A spokesperson for the Russian Ministry of Foreign Affairs did not want to talk about Chechnya

Russia’s Ministry of Foreign Affairs really does not want to talk about Chechnya, it seems.

At least that is what a video showing one of their spokespeople arguing with a journalist suggests.

Erkka Mikkonen, a journalist working for Finnish broadcaster Yleisradio, asked about the plight of gay men in Chechnya during a press conference on Wednesday (31 May).

Prior to asking his question, Mikkonnen made a joke calling the Chechnya situation the ministry’s ’favorite subject’.

That already did not go down well, with the spokesperson insisiting: ’It is your favorite subject’.

Mikkonen then asked where the Ministry stood on two key questions.

‘As you know, in the West this situation causes concern, which last time was shown in Paris [when French President Emmanuel Macron met Vladimir Putin],’ he said.

‘As Chechnya is part of Russia, I wanted to ask you: do you agree with the Chechen claims that there are no homosexuals in Chechnya?

‘And how does this situation in general affect the relations between Russia and the EU?’

Instead of answering, the woman asked Mikkonen for his name and employer, before turning straight to the camera to address Chechen president Ramzan Kadyrov.

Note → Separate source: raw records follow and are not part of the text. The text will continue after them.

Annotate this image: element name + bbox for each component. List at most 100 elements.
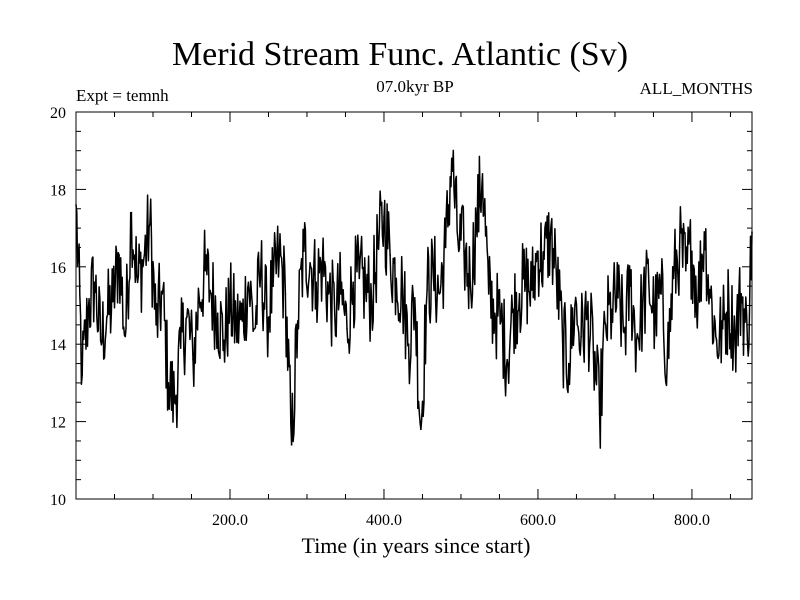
data-point (555, 273, 558, 276)
data-point (475, 223, 478, 226)
plot-frame (75, 111, 753, 500)
data-point (635, 339, 638, 342)
data-point (315, 281, 318, 284)
data-point (648, 281, 650, 284)
data-point (105, 316, 108, 318)
data-point (512, 308, 515, 311)
data-point (253, 327, 256, 330)
data-point (296, 320, 299, 322)
y-tick-label: 14 (50, 337, 66, 354)
data-point (506, 358, 508, 361)
data-point (567, 362, 570, 365)
data-point (210, 293, 213, 295)
data-point (684, 269, 687, 272)
data-point (118, 254, 120, 256)
data-point (691, 250, 693, 253)
data-point (413, 296, 416, 299)
data-point (192, 358, 194, 361)
data-point (198, 296, 200, 299)
data-point (703, 231, 706, 233)
data-point (715, 339, 718, 342)
data-point (93, 281, 96, 284)
data-point (358, 277, 361, 280)
data-point (697, 296, 699, 299)
data-point (728, 304, 730, 307)
data-point (481, 173, 484, 175)
data-point (444, 246, 447, 249)
data-point (112, 300, 114, 303)
data-point (463, 250, 465, 253)
data-point (155, 324, 157, 326)
data-point (149, 223, 151, 226)
data-point (309, 262, 311, 264)
data-point (407, 343, 410, 346)
data-point (173, 401, 176, 404)
x-tick-label: 600.0 (520, 512, 556, 529)
data-point (229, 304, 231, 307)
data-point (389, 254, 391, 256)
data-point (487, 293, 490, 295)
data-point (537, 250, 539, 253)
x-tick-label: 200.0 (212, 512, 248, 529)
data-point (654, 316, 656, 318)
data-point (186, 316, 188, 318)
y-tick-label: 18 (50, 182, 66, 199)
data-point (161, 293, 164, 295)
data-point (179, 347, 182, 349)
data-point (740, 293, 743, 295)
data-point (321, 262, 324, 264)
data-point (598, 413, 601, 415)
data-point (746, 339, 749, 342)
data-point (130, 211, 133, 214)
period-label: ALL_MONTHS (639, 79, 753, 98)
data-point (524, 281, 527, 284)
y-tick-label: 10 (50, 492, 66, 509)
data-point (420, 428, 422, 431)
data-point (586, 316, 589, 318)
data-point (549, 235, 552, 237)
experiment-label: Expt = temnh (76, 86, 169, 105)
data-point (401, 289, 404, 291)
data-point (592, 351, 595, 353)
data-point (303, 250, 305, 253)
data-point (241, 320, 244, 322)
data-point (223, 339, 225, 342)
data-point (617, 296, 619, 299)
data-point (611, 308, 613, 311)
data-point (469, 281, 472, 284)
data-point (395, 277, 398, 280)
y-tick-label: 12 (50, 415, 66, 432)
data-point (290, 444, 293, 446)
data-point (327, 293, 330, 295)
data-point (494, 312, 496, 315)
data-point (709, 296, 712, 299)
data-point (266, 316, 268, 318)
x-tick-label: 800.0 (674, 512, 710, 529)
data-point (604, 324, 607, 326)
data-point (284, 293, 287, 295)
data-point (450, 157, 453, 160)
data-point (333, 312, 336, 315)
data-point (666, 358, 669, 361)
data-point (678, 246, 681, 249)
data-point (352, 281, 354, 284)
data-point (530, 289, 533, 291)
data-point (457, 238, 459, 241)
data-point (580, 335, 582, 338)
data-point (432, 273, 435, 276)
data-point (660, 293, 662, 295)
data-point (377, 246, 379, 249)
data-point (247, 281, 250, 284)
data-point (136, 281, 139, 284)
data-point (574, 304, 576, 307)
data-point (500, 320, 502, 322)
data-point (672, 277, 675, 280)
data-point (259, 269, 262, 272)
x-tick-label: 400.0 (366, 512, 402, 529)
data-point (370, 300, 373, 303)
data-point (272, 285, 274, 287)
data-point (81, 374, 83, 376)
data-point (641, 304, 644, 307)
x-axis-label: Time (in years since start) (302, 533, 531, 558)
data-point (235, 324, 237, 326)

‘Dear Mr Kadyrov, today at our briefing there is a representative of Finnish television, Erkka Mikkonen,’ she said.

‘He is very interested in the subject of the presence of gays in Chechnya – or their absence.

‘This is not a question for a Foreign Ministry spokesperson.

‘Could you organize a trip to the Chechen Republic for this particular journalist? [T]here he will be able to find answers to all his questions.’

She then turned to Mikkonen and said she had done ‘everything I could’ and told him to take his question to Chechnya directly and to speak to NGOs and the government.

‘Why do you politicize this subject,’ she said.

‘Why do you come to the Ministry of Foreign Affairs and beging to talk on your favorite subject?

‘I understand that it is your favorite subject. But again, there is Chechnya, go there and write a good article.’

But Mikkonen did not back down, and asked whether he could take her answers as a refusal to answer.

He also repeated his question, but the spokesperson still refused to answer. Instead she told him once more to go to Chechnya.

She repeated the same statement less than a minute later, after Mikkonen said he had already conducted interviews with survivors hiding out in Moscow, and once more at a later time.

When the briefing ended, the spokesperson turned to Mikkonen and asked whether he was getting ready to go to Chechnya.

Mikkonen just replied he did not get an answer.

‘What answer? You for the main thing – you got an invitation,’ the spokesperson said.

‘Little remains to be done – to get ready. But you aren’t afraid, are you?’

She later said Russia ‘would take care’ of Mikkonen and take him to Chechnya.

But that still was not the end of it.

When Mikkonen asked whether he should be afraid, the woman said he should decide for himself, before bringing out the ‘fake news’ claims.

‘Do you want to get true information or – so to say – discuss rumors,’ she said.